セニョール マイク
曇天ばかりのリマをあとにして、セスナ機で南へ400キロ。
海岸砂漠地帯にあるナスカに着く。ここにはあの有名な地上絵がある。セスナ機を降りたとき真っ先に感じたのは、強い日差しと真っ青な空だった。リマとは対照的な気候である。 ここナスカは綿花の栽培で成り立つ小さな町に過ぎない。ほぼ町の中央を、パンアメリカンハイウエーが突き抜けているだけで活気のある町とはいえない。ところがこの町には小さいとはいえ航空会社がある。エアロコンドルというセスナ機を持つ航空会社である。これはひとえにこの町がナスカの地上絵で有名だからだ。
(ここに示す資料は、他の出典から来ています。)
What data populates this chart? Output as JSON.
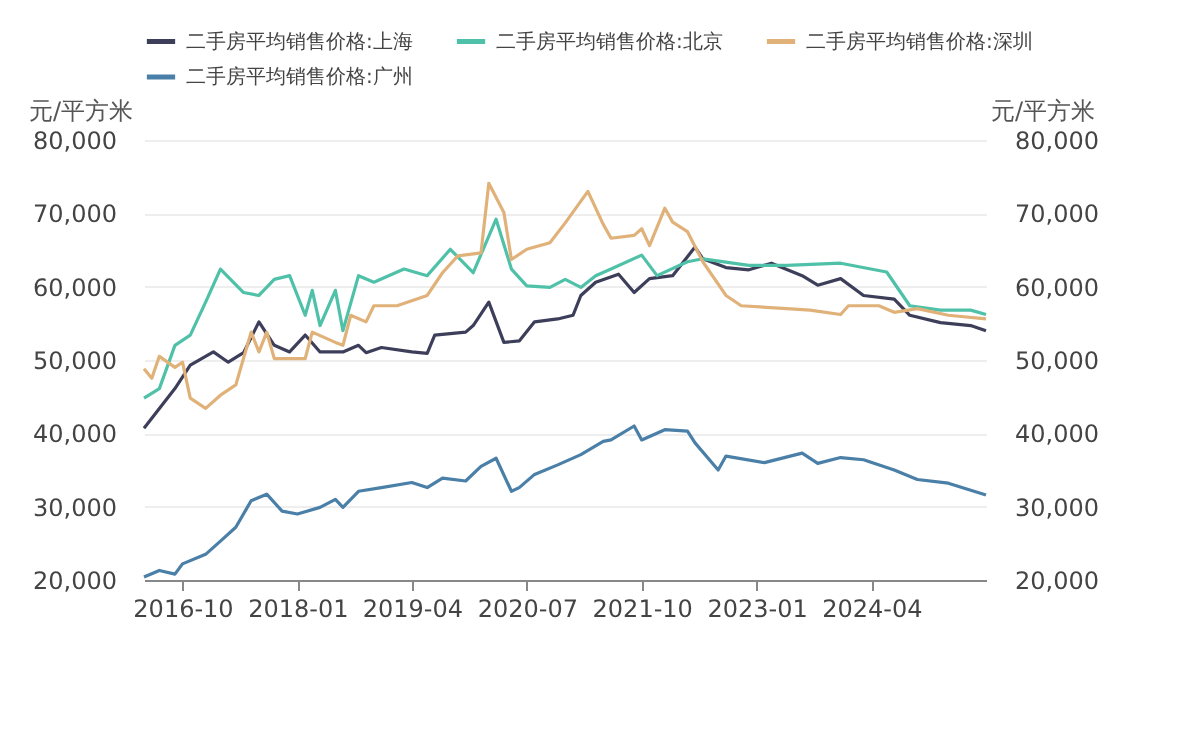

「昼食はフライトの後にしましょう。」と言ったのは、ナスカで私達を待ちかまえてくれたピカソである。ピカソはアフリカ出身だといっていたがほんとうかうそかはよくわからない。私達は実はかなりの空腹で、先に昼食をとりたかった。だがそのことをピカソに言うと、
「よしたほうがいい。」
そうきっぱりと言われてしまった。ピカソは片言の英語しかしゃべれず、あとはスペイン語しか通じない。理由が今ひとつわからない。 なんだか納得しきれないままに、ジュースを一杯だけ飲んで、セスナで地上絵の遊覧飛行をすることになった。 いざ飛行機が飛び立とうと飛行場を滑走しはじめて改めて気が付いたのだが、なんとただの石ころだらけの飛行場。飛行機はけたたましい音と土ぼこりをあげて飛び上がったわけである。機内の中も飛行場に劣らず凄い。シートベルトは、締めようとしても締まらない。飛行機のメーターもなぜか動かないものがさくさんある。
(だいじょうぶなのだろうか)
パイロットの名前はマイク。名前は英語風だが地元出身である。飛行機からナスカを見おろすとほんとうに水のない土地だなあと思う。ペルーの砂漠はよくいう砂の砂漠ではない。土と岩の砕けたものであって水さえ引いてくれば豊かな緑の土地となる。 マイクは地上絵が見えてくると前もって教えてくれる。まず地上絵がよく見えるように飛行機を傾け、ある程度地上に近づきつつ、いきなり後ろを向きにっと笑い片手を離し地上絵を指さして、
「あれがさる、はちどり、コンドル、ウズマキ、」
さらにマイクはもう一度逆旋回して反対側に座っている人にも同じことをしてくれるのである。とても親切なのだが、なにしろスリルを超えて恐怖のフライトであった。 このマイクの飛行で私達はなるほどと納得した。ピカソが昼食を後にしようといったわけを。ナスカの名物にぜひ、あのマイクの「にっと笑った顔」を入れておきたいと思った。